Autorité parentale conjointe : règles et risques d’un voyage à l’étranger avec un mineur

  • Publication publiée :avril 21, 2026

En droit français, la séparation des parents demeure sans incidence sur le principe de l’exercice conjoint de l’autorité parentale. Cette règle implique que les décisions importantes concernant l’enfant soient prises à deux, même en cas de résidence alternée ou de fixation de la résidence chez l’un d’eux.

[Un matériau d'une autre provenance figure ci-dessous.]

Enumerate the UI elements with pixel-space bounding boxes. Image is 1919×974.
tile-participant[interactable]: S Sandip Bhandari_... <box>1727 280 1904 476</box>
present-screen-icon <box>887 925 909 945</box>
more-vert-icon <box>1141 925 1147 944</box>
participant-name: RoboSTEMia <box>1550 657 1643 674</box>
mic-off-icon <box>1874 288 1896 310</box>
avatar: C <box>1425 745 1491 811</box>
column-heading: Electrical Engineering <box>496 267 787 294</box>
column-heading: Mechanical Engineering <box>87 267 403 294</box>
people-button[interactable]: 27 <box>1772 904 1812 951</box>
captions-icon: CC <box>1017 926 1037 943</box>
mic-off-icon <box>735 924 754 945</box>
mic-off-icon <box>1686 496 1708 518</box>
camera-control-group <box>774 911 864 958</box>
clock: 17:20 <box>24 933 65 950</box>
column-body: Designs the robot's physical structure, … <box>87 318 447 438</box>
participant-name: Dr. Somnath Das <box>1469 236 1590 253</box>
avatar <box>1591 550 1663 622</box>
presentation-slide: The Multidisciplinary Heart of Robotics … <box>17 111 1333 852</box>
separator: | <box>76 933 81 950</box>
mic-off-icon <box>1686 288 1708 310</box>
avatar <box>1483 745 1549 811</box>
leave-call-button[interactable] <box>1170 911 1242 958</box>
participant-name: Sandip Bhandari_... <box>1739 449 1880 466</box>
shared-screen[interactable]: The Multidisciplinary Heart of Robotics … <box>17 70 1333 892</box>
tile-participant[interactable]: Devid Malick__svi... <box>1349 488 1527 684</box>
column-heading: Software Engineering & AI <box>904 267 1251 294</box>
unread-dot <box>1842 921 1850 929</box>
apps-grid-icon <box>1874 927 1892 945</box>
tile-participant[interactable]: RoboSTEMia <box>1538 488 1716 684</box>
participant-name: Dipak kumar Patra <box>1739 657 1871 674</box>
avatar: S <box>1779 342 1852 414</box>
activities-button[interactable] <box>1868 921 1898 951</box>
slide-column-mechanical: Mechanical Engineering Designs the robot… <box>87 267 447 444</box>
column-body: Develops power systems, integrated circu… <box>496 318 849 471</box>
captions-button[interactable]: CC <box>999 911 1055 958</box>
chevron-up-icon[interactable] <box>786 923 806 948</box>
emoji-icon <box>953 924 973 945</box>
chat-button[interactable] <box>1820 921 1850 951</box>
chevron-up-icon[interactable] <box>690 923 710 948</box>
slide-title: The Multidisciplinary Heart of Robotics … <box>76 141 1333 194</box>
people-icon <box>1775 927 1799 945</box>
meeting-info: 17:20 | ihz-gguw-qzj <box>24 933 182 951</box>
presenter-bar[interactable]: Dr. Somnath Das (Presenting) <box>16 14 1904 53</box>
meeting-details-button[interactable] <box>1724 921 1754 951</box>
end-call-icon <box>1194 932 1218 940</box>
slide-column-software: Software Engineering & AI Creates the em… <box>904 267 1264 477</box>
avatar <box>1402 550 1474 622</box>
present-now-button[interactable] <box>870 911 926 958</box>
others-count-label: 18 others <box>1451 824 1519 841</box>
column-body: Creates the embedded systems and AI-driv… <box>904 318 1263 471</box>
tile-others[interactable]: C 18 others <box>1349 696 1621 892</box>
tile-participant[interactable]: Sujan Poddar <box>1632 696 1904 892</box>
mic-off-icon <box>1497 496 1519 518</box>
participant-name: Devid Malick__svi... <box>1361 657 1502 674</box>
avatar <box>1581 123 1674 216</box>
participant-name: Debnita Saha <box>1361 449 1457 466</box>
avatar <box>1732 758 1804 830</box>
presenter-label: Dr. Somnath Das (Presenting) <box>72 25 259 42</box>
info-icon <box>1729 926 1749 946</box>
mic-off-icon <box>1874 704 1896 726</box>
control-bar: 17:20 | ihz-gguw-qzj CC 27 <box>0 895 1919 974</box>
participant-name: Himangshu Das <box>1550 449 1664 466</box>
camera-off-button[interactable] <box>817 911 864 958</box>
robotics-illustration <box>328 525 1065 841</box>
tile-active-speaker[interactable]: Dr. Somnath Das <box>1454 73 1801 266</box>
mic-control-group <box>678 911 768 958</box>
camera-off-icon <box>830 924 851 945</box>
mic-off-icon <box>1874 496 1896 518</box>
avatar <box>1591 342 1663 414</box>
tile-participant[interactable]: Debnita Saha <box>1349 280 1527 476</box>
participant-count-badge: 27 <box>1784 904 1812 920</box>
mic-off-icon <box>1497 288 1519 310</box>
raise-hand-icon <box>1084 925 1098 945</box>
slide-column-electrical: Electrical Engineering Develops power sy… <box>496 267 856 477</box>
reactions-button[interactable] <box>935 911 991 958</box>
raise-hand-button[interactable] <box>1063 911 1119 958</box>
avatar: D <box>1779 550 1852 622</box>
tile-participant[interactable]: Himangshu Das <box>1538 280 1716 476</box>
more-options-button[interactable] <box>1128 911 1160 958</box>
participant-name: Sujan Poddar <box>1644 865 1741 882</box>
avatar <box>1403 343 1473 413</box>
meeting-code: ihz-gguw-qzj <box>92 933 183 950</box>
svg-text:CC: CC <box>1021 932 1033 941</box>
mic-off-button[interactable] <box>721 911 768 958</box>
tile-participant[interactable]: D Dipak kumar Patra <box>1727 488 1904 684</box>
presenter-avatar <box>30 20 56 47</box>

Le projet d’un voyage à l’étranger, souvent perçu comme une simple organisation matérielle, s’inscrit pourtant dans ce cadre juridique exigeant en raison des conséquences potentielles sur les droits de chacun et sur la stabilité de l’enfant.

L’accord des deux parents requis pour un déplacement à l’étranger en cas d’autorité parentale conjointe

Lorsque l’autorité parentale conjointe est maintenue après la séparation, chaque parent doit être associé aux choix structurants relatifs à la vie du mineur. Un séjour hors du territoire national constitue une décision importante, distincte de l’autorisation de sortie du territoire exigée lorsqu’un mineur voyage sans représentant légal. En pratique, si les parents s’accordent sur le principe du voyage, il est opportun de formaliser cet accord par écrit en précisant la destination et la durée du séjour. Cette précaution permet de prévenir toute contestation ultérieure. En cas de désaccord, la saisine du juge aux affaires familiales s’impose. Le magistrat apprécie la demande au regard de l’intérêt de l’enfant et peut autoriser la sortie du territoire de manière ponctuelle ou plus durable. Une telle demande suppose la production d’éléments établissant l’absence de risque et le respect des prérogatives de l’autre parent.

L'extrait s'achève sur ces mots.